Virtual Private LAN Service (VPLS) is a VPN technology that enables Ethernet multipoint services (EMSs) over a packet-switched network infrastructure. VPN users receive an emulated LAN segment that offers a Layer 2 broadcast domain. The end user perceives the service as a virtual private Ethernet switch that forwards frames to their respective destinations within the VPN.
Ethernet is the technology of choice for LANs due to its relative low cost and simplicity. Ethernet has also gained recent popularity as a metropolitan area network (MAN or metro) technology.
A multipoint technology allows a user to reach multiple destinations through a single physical or logical connection. This requires the network to make a forwarding decision based on the destination of the packet. Within the context of VPLS, this means that the network makes a forwarding decision based on the destination MAC address of the Ethernet frame. A multipoint service is attractive because fewer connections are required to achieve full connectivity between multiple points. An equivalent level of connectivity based on a point-to-point technology requires a much larger number of connections or the use of suboptimal packet forwarding.
In its simplest form, a VPLS consists of several sites connected to provider edge devices implementing the emulated LAN service. These provider edge devices make the forwarding decisions between sites and encapsulate the Ethernet frames across a packet-switched network using a virtual circuit or pseudowire. A virtual switching instance (VSI) is used at each provider edge to implement the forwarding decisions of each VPLS. The provider edges use a full mesh of Ethernet-emulated circuits (or pseudowires) to forward the Ethernet frames between provider edges.

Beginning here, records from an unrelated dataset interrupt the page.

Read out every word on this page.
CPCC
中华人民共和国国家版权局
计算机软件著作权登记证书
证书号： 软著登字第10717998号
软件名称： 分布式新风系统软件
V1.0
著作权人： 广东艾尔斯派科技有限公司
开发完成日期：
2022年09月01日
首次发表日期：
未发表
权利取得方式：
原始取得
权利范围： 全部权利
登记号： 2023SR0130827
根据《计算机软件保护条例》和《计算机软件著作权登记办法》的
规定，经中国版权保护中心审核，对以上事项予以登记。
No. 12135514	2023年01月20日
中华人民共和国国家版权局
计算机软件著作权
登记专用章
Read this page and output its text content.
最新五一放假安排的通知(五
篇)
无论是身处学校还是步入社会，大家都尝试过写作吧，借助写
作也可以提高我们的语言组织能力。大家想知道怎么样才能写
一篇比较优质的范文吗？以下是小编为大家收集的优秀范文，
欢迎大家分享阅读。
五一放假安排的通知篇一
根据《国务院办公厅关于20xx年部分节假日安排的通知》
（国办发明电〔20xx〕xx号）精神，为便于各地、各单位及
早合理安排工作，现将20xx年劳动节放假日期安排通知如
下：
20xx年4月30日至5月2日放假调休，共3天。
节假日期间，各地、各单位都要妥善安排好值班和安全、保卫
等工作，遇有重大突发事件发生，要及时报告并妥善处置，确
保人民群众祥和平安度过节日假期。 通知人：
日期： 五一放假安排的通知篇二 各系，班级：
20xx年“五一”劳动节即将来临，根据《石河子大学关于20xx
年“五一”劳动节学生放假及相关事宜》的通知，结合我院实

One security flag is that the broadcast/multicast packet replication occurs in the backbone (PE), and this factor could be high?for example greater than 10 or 20 depending on the number of PEs involved in the VPN. Therefore, what may appear "reasonable" at the U-PE and local loop could have a DoS impact on the backbone itself. This is a deployment planning matter that the network architect should be cognizant of.
VPLS uses a Layer 2 architecture to offer multipoint Ethernet VPNs that connect multiple sites over a metropolitan area network (MAN) or WAN. Other technologies also enable Ethernet across the WAN, including Ethernet over MPLS, Ethernet over Layer 2 Tunneling Protocol Version 3 (L2TPv3), Ethernet over SONET/SDH, and Ethernet Bridging over Any Transport over MPLS (AToM). Even though most VPLS sites are expected to connect via Ethernet, they may connect using other Layer 2 technologies (ATM, Frame Relay, or Point-to-Point Protocol [PPP], for example). Sites connecting with non-Ethernet links exchange packets with the provider edge using a bridged encapsulation. The configuration requirements on the customer edge device are similar to the requirements for Ethernet interworking in point-to-point Layer 2 services.

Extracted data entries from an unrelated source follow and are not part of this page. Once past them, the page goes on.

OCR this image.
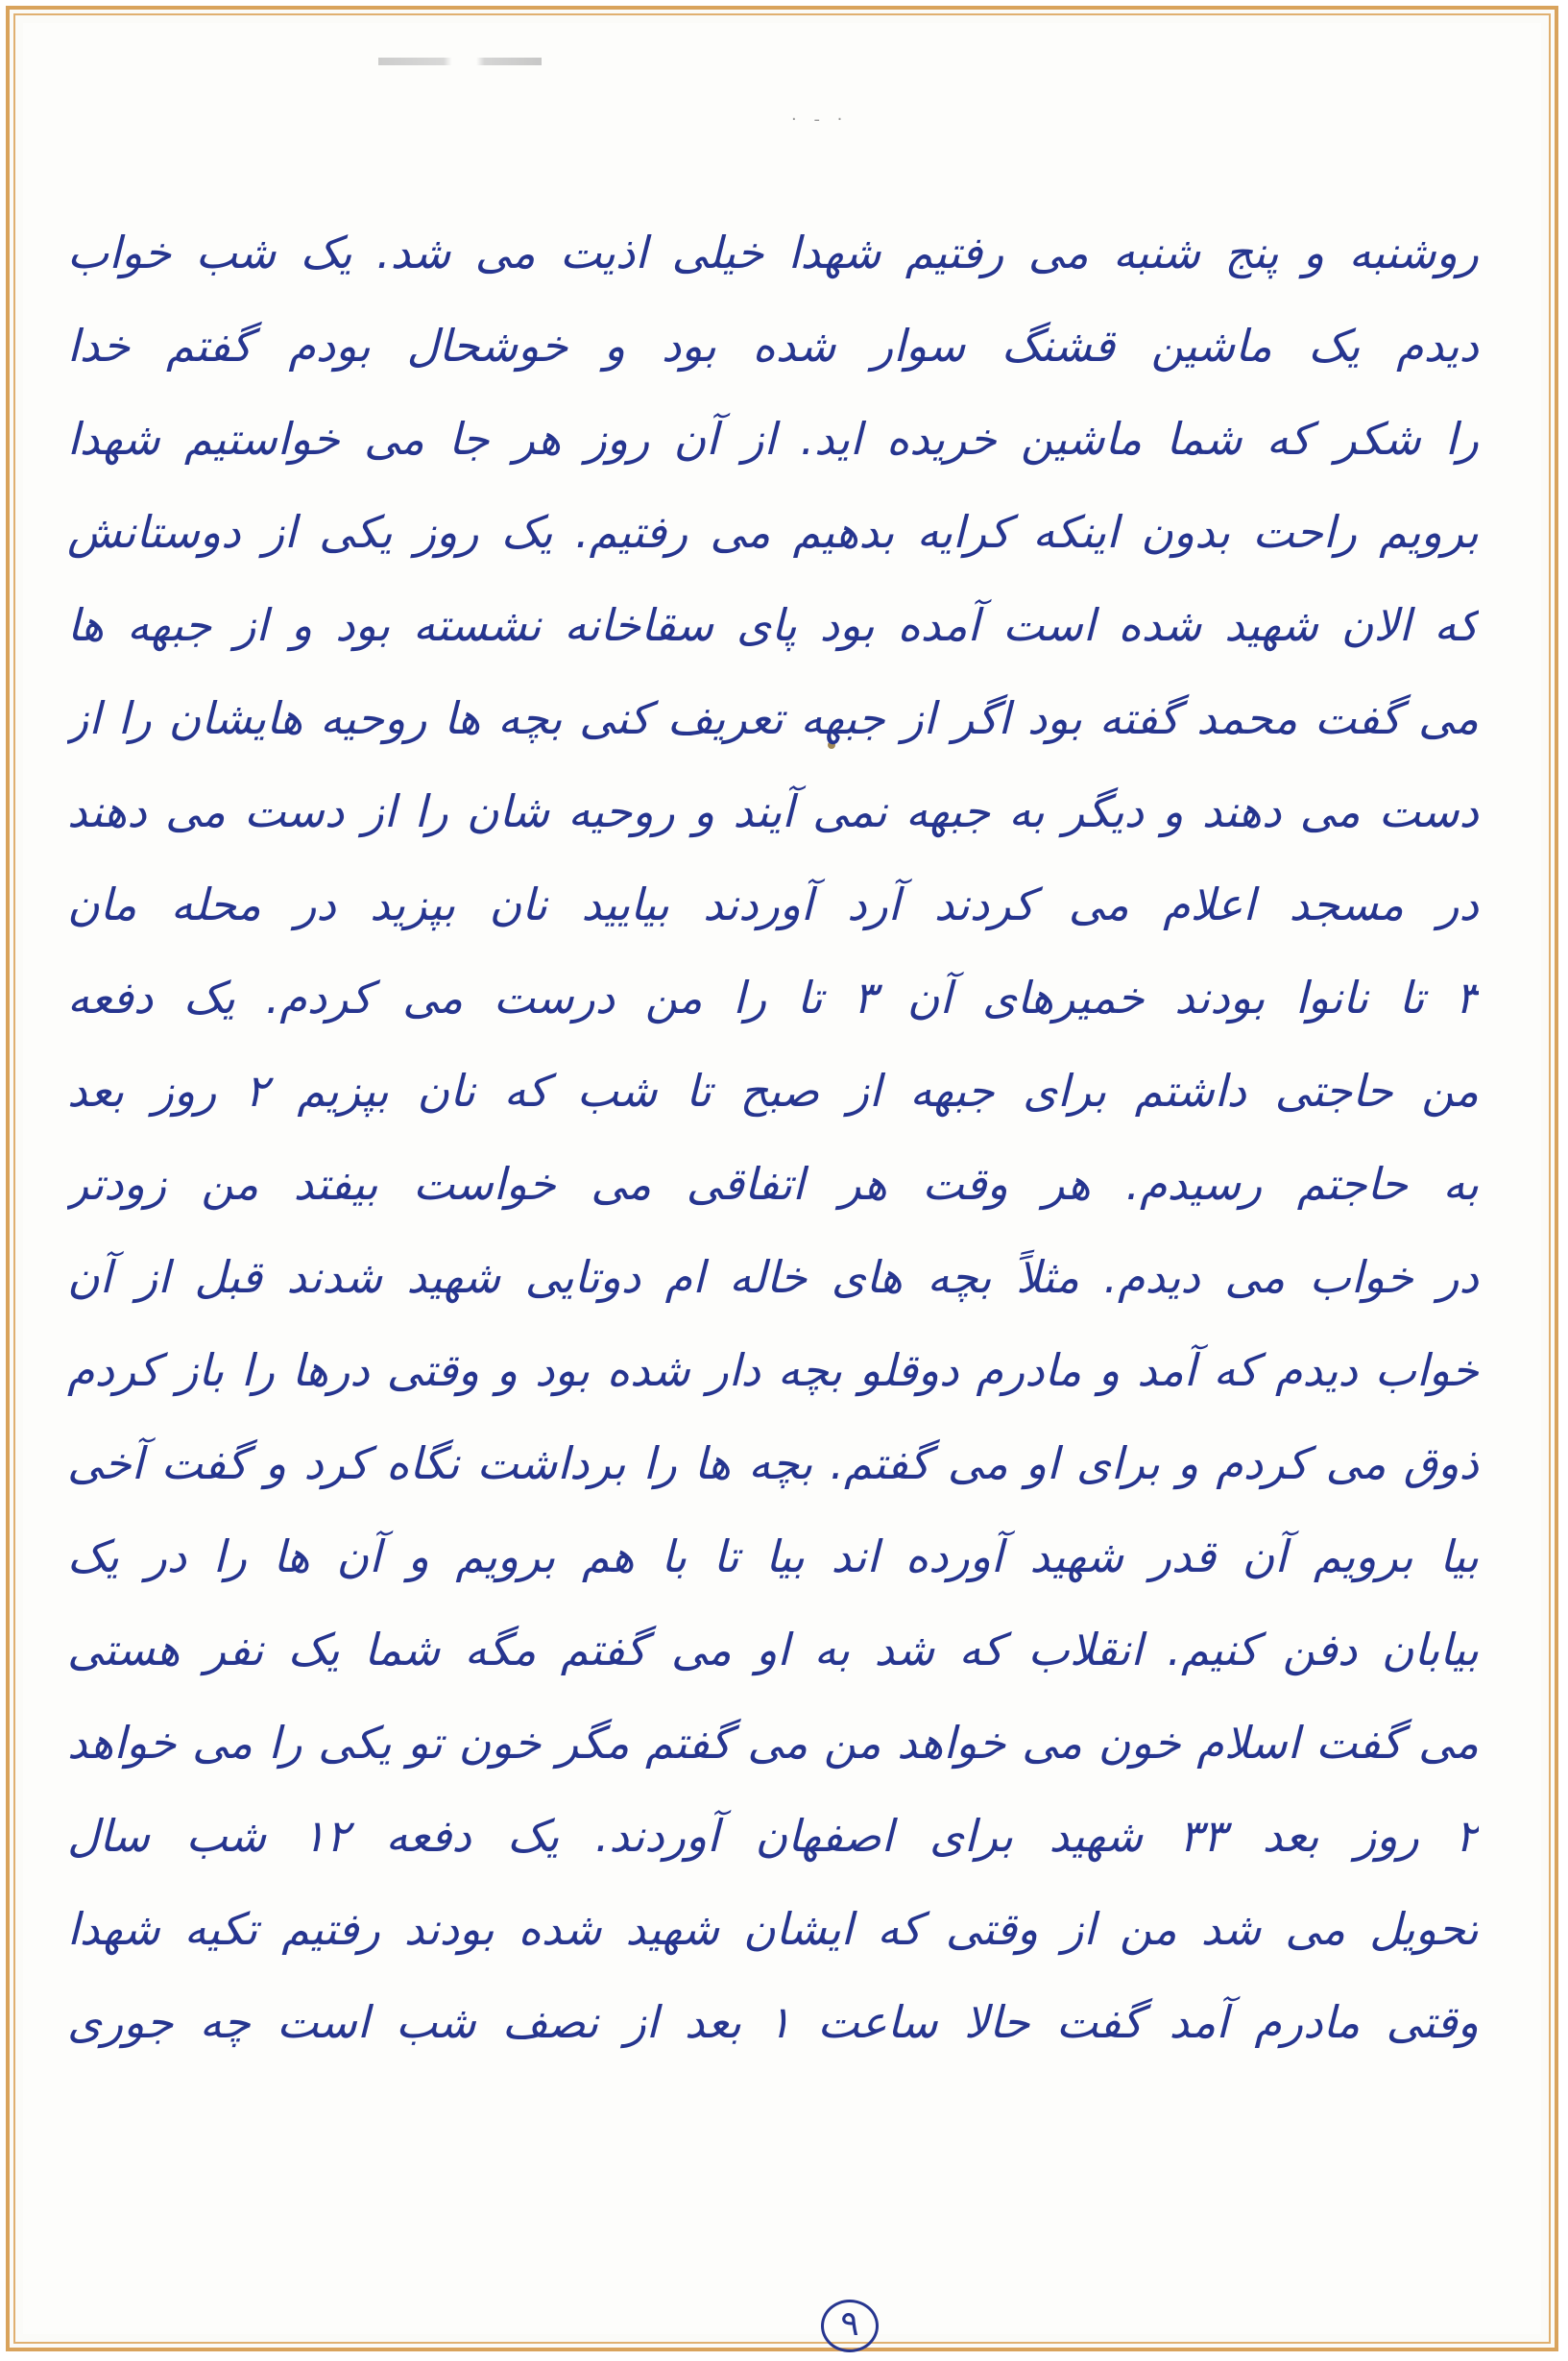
· ‐ ·
روشنبه و پنج شنبه می رفتیم شهدا خیلی اذیت می شد. یک شب خواب
دیدم یک ماشین قشنگ سوار شده بود و خوشحال بودم گفتم خدا
را شکر که شما ماشین خریده اید. از آن روز هر جا می خواستیم شهدا
برویم راحت بدون اینکه کرایه بدهیم می رفتیم. یک روز یکی از دوستانش
که الان شهید شده است آمده بود پای سقاخانه نشسته بود و از جبهه ها
می گفت محمد گفته بود اگر از جبهه تعریف کنی بچه ها روحیه هایشان را از
دست می دهند و دیگر به جبهه نمی آیند و روحیه شان را از دست می دهند
در مسجد اعلام می کردند آرد آوردند بیایید نان بپزید در محله مان
۳ تا نانوا بودند خمیرهای آن ۳ تا را من درست می کردم. یک دفعه
من حاجتی داشتم برای جبهه از صبح تا شب که نان بپزیم ۲ روز بعد
به حاجتم رسیدم. هر وقت هر اتفاقی می خواست بیفتد من زودتر
در خواب می دیدم. مثلاً بچه های خاله ام دوتایی شهید شدند قبل از آن
خواب دیدم که آمد و مادرم دوقلو بچه دار شده بود و وقتی درها را باز کردم
ذوق می کردم و برای او می گفتم. بچه ها را برداشت نگاه کرد و گفت آخی
بیا برویم آن قدر شهید آورده اند بیا تا با هم برویم و آن ها را در یک
بیابان دفن کنیم. انقلاب که شد به او می گفتم مگه شما یک نفر هستی
می گفت اسلام خون می خواهد من می گفتم مگر خون تو یکی را می خواهد
۲ روز بعد ۳۳ شهید برای اصفهان آوردند. یک دفعه ۱۲ شب سال
تحویل می شد من از وقتی که ایشان شهید شده بودند رفتیم تکیه شهدا
وقتی مادرم آمد گفت حالا ساعت ۱ بعد از نصف شب است چه جوری
۹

This section is specific to multipoint constructs. VPLS is designed for applications that require multipoint or broadcast access. Using established VPLS, service providers can create a Layer 2 "virtual switch" over an MPLS core to establish a distributed network access point (NAP). The NAP permits transparent private peering between multiple service providers (SPs) and delivers connections to multiple sites within a specific metro region.

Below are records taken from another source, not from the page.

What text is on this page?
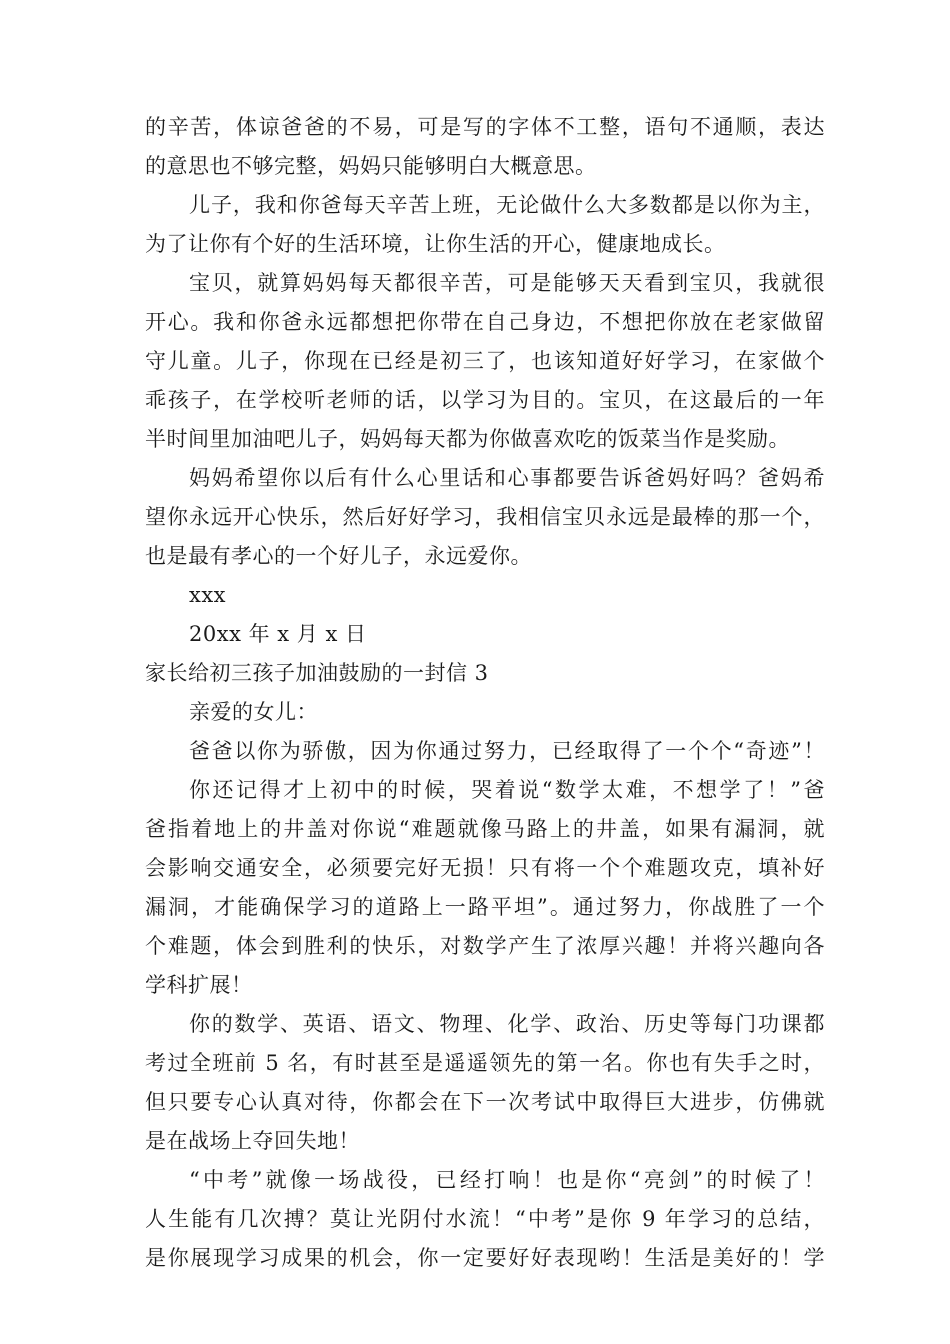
的辛苦，体谅爸爸的不易，可是写的字体不工整，语句不通顺，表达
的意思也不够完整，妈妈只能够明白大概意思。
儿子，我和你爸每天辛苦上班，无论做什么大多数都是以你为主，
为了让你有个好的生活环境，让你生活的开心，健康地成长。
宝贝，就算妈妈每天都很辛苦，可是能够天天看到宝贝，我就很
开心。我和你爸永远都想把你带在自己身边，不想把你放在老家做留
守儿童。儿子，你现在已经是初三了，也该知道好好学习，在家做个
乖孩子，在学校听老师的话，以学习为目的。宝贝，在这最后的一年
半时间里加油吧儿子，妈妈每天都为你做喜欢吃的饭菜当作是奖励。
妈妈希望你以后有什么心里话和心事都要告诉爸妈好吗？爸妈希
望你永远开心快乐，然后好好学习，我相信宝贝永远是最棒的那一个，
也是最有孝心的一个好儿子，永远爱你。
xxx
20xx 年 x 月 x 日
家长给初三孩子加油鼓励的一封信 3
亲爱的女儿：
爸爸以你为骄傲，因为你通过努力，已经取得了一个个“奇迹”！
你还记得才上初中的时候，哭着说“数学太难，不想学了！”爸
爸指着地上的井盖对你说“难题就像马路上的井盖，如果有漏洞，就
会影响交通安全，必须要完好无损！只有将一个个难题攻克，填补好
漏洞，才能确保学习的道路上一路平坦”。通过努力，你战胜了一个
个难题，体会到胜利的快乐，对数学产生了浓厚兴趣！并将兴趣向各
学科扩展！
你的数学、英语、语文、物理、化学、政治、历史等每门功课都
考过全班前 5 名，有时甚至是遥遥领先的第一名。你也有失手之时，
但只要专心认真对待，你都会在下一次考试中取得巨大进步，仿佛就
是在战场上夺回失地！
“中考”就像一场战役，已经打响！也是你“亮剑”的时候了！
人生能有几次搏？莫让光阴付水流！“中考”是你 9 年学习的总结，
是你展现学习成果的机会，你一定要好好表现哟！生活是美好的！学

SP-to-SP VPLS can be supported using either Border Gateway Protocol (BGP) or Label Distribution Protocol (LDP). LDP provides more granular control of communication and quality of service between VPLS nodes, more control per node, and is a consistent signaling option to support MPLS, VPLS, or VPWS, whereas BGP communicates the same information to all nodes participating in a VPLS. The hierarchical VPLS architecture includes customer edge devises connected to provider edge routers that aggregate VPLS traffic before it reaches the network provider edge routers, where the VPLS forwarding occurs. In summary, key VPLS architectural attributes include the use of BGP or RADIUS for discovery membership and the use of LDP to establish pseudowires per broadcast domain instance.